National / Politics

Japan and Russia agree to pursue denuclearization of North Korea but still at odds over missile defense

Kyodo

Japan and Russia agreed Tuesday to join forces to realize the denuclearization of North Korea and step up security cooperation, as the two sides remained at odds over Tokyo’s planned introduction of new missile defense systems.

Foreign Minister Taro Kono and Defense Minister Itsunori Onodera met with their Russian counterparts, Sergey Lavrov and Sergei Shoigu, for the two countries’ third “two-plus-two” meeting, following respective one-on-one talks between their foreign and defense ministers.

The meeting came amid an ongoing detente on the Korean Peninsula after the historic U.S.-North Korea summit in June, with no missiles launched by Pyongyang this year, in contrast to 2017, when it repeatedly test-fired ballistic missiles and conducted a nuclear test.

Tokyo, meanwhile, is hopeful that cooperation with Moscow on North Korea and the strengthening of security dialogue will help settle a decades-old territorial spat over Russian-held isles off Hokkaido.

Prime Minister Shinzo Abe has said he is seeking a summit with North Korean leader Kim Jong Un but will not consider economic cooperation or normalization of ties without a resolution to the issue of Japanese abducted by Pyongyang in the 1970s and 1980s.

During the two-plus-two session, the Japanese ministers sought cooperation from Russia in settling the abduction issue at an early date, officials said.

Meanwhile, Lavrov told reporters after the meeting that the Russian side reiterated its concern about Japan’s plan to introduce two Aegis Ashore missile defense systems in fiscal 2023. Moscow sees them as an addition to U.S. missile systems in the Asia-Pacific region.

Onodera asked for acceptance of the plan, saying Tokyo will deploy the systems “purely for national defense.” He also demanded Russia show restraint in building up military forces on the disputed islands.

The four ministers consented to holding an annual security conference involving the two countries’ foreign and defense officials at the vice-ministerial level and to arranging for a port call to be made by naval vessels of the Russian Pacific Fleet at Hakodate in Hokkaido in October.

Kono, apparently with the territorial issue in mind, stressed the importance of mutual communication to resolve bilateral problems at a news conference after the meeting, saying he wants to “develop relations between Japan and Russia in every field.”

In their one-on-one session, Kono and Lavrov concurred that Abe and Russian President Vladimir Putin will meet in Vladivostok and that the two foreign ministers will meet again in New York, both in September.

They also agreed to realize a visit by a Japanese fact-finding mission on Aug. 16-20 to the islands controlled by Moscow but claimed by Tokyo in a bid to work toward joint development of the disputed isles.

Russia and Japan held their first two-plus-two talks in November 2013 and second in March 2017, both in Tokyo.
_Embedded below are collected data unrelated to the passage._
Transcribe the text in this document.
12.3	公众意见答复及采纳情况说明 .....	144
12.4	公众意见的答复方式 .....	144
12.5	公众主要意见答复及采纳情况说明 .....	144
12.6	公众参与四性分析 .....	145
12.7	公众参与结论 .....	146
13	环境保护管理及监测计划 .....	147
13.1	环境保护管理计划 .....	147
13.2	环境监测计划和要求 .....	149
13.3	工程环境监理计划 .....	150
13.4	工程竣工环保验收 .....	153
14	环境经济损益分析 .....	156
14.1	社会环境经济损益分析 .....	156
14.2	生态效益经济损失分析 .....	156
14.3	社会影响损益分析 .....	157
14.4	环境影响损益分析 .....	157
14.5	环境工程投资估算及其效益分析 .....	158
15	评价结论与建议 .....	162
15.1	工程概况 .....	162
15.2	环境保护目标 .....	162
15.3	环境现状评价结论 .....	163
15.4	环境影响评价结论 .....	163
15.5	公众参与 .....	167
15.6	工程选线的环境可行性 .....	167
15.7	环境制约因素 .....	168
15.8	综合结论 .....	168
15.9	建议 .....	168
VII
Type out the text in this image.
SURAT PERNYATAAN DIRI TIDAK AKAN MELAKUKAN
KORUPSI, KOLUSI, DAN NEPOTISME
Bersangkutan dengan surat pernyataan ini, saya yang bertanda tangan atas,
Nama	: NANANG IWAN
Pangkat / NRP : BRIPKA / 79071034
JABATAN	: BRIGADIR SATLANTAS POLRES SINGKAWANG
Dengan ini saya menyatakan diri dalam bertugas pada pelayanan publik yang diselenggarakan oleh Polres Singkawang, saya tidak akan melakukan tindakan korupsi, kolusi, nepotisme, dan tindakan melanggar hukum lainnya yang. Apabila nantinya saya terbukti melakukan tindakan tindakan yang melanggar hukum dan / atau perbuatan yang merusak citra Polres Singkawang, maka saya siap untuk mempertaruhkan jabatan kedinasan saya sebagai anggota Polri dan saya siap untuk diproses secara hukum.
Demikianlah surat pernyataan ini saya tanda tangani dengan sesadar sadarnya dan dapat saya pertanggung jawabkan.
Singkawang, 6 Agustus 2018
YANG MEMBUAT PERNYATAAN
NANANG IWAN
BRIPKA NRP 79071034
The hiatus of over three years was due to Moscow’s annexation of the Crimean region of Ukraine in March 2014.

The third round was set when Abe and Putin met in Moscow in May, when they agreed to make renewed efforts to sign a postwar peace treaty and accelerate bilateral economic cooperation.

One of the obstacles to signing a peace treaty is the dispute over the contested islands of Etorofu, Kunashiri, Shikotan and the Habomai group off Hokkaido.

The islands were seized by the former Soviet Union after Japan’s surrender in World War II in August 1945.

It is the first time a Japanese defense chief has visited Russia since January 2006.